Personal information
- Date of birth: 23 April 1980 (age 45)
- Place of birth: Wiesbaden, West Germany
- Height: 1.92 m (6 ft 4 in)
- Position: Defender

Youth career
- 0000–1996: SpVgg Wiesbaden-Sonnenberg
- 1996–: Mainz 05
- 0000–2002: 1. FC Kaiserslautern

Senior career*
- Years: Team / Apps / (Gls)
- 2002–2004: 1. FC Kaiserslautern II / 58 / (1)
- 2004–2006: Sportfreunde Siegen / 56 / (5)
- 2006–2008: SC Paderborn / 38 / (1)
- 2008–2010: Rot Weiss Ahlen / 51 / (2)
- 2010–2011: Wehen Wiesbaden / 9 / (0)
- 2011–2014: TSV Schott Mainz
- 2014–2015: Wehen Wiesbaden II / 19 / (3)

Managerial career
- 2021: Wehen Wiesbaden (interim)
- 2024: Wehen Wiesbaden (interim)
- 2024–2025: Wehen Wiesbaden

= Nils Döring =

German footballer

Nils Döring (born 23 April 1980) is a German footballer, who last managed Wehen Wiesbaden.
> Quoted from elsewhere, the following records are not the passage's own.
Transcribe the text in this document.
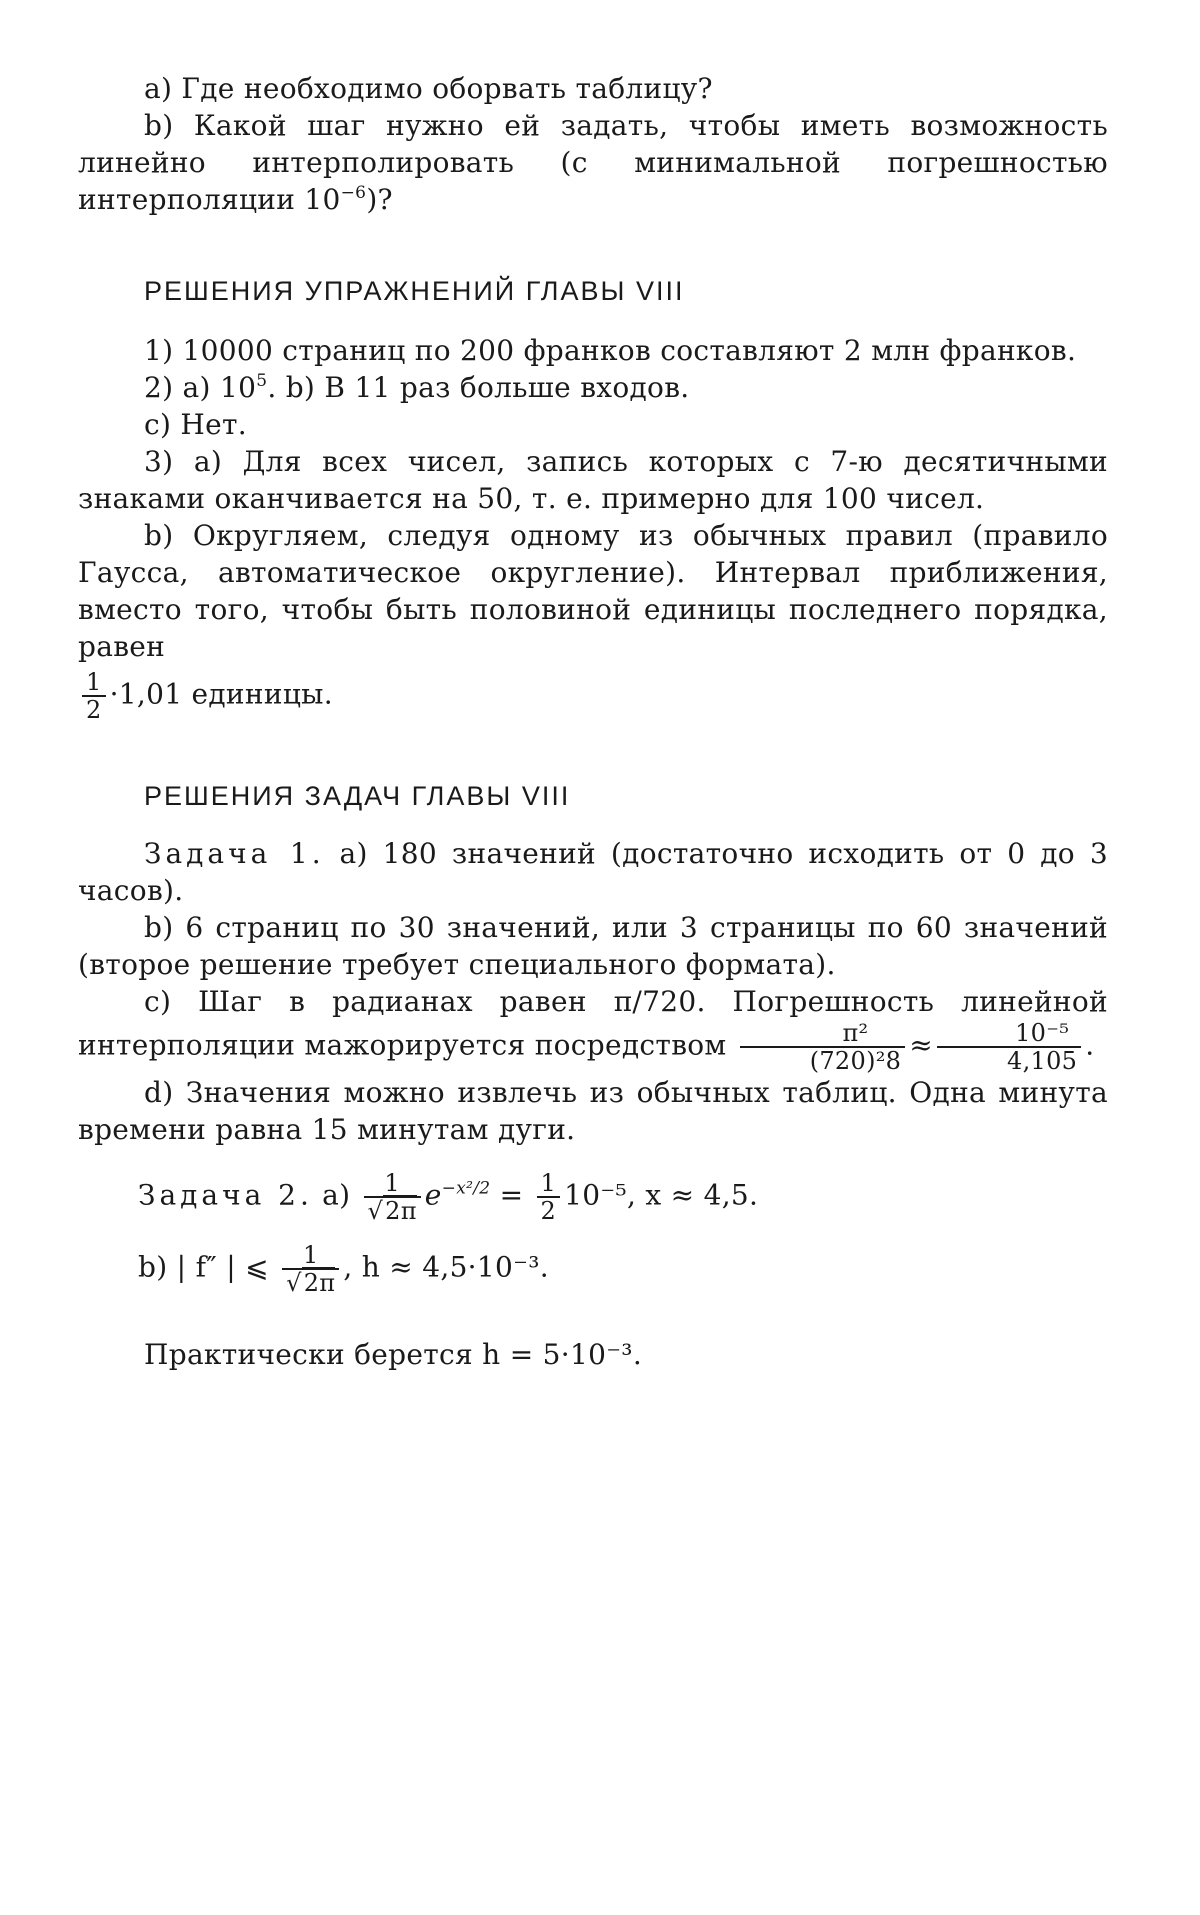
a) Где необходимо оборвать таблицу?

b) Какой шаг нужно ей задать, чтобы иметь возможность линейно интерполировать (с минимальной погрешностью интерполяции $10^{-6}$)?

РЕШЕНИЯ УПРАЖНЕНИЙ ГЛАВЫ VIII

1) 10000 страниц по 200 франков составляют 2 млн франков.

2) a) $10^5$. b) В 11 раз больше входов.

c) Нет.

3) a) Для всех чисел, запись которых с 7-ю десятичными знаками оканчивается на 50, т. е. примерно для 100 чисел.

b) Округляем, следуя одному из обычных правил (правило Гаусса, автоматическое округление). Интервал приближения, вместо того, чтобы быть половиной единицы последнего порядка, равен

$\frac{1}{2} \cdot 1,01$ единицы.

РЕШЕНИЯ ЗАДАЧ ГЛАВЫ VIII

Задача 1. a) 180 значений (достаточно исходить от 0 до 3 часов).

b) 6 страниц по 30 значений, или 3 страницы по 60 значений (второе решение требует специального формата).

c) Шаг в радианах равен π/720. Погрешность линейной интерполяции мажорируется посредством $\frac{\text{π²}}{\text{(720)²8}} \approx \frac{\text{10⁻⁵}}{4,105}$ .

d) Значения можно извлечь из обычных таблиц. Одна минута времени равна 15 минутам дуги.

Задача 2. $a) \frac{1}{√2\pi} e^{-x^2/2} = \frac{1}{2} 10^{-5}$, x ≈ 4,5.
b) | f″ | ⩽ $\frac{1}{√2\pi}$ , h ≈ 4,5·10⁻³.

Практически берется h = 5·10⁻³.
Born in Wiesbaden, he was playing for SV Wehen Wiesbaden's reserves, while being both team manager and assistant for the sport director for the first team, SV Wehen Wiesbaden. He was named interim manager of the first team on 25 October 2021. He took over the same role in April 2024 and was named permanent head coach in June 2024. He was sacked in October 2025.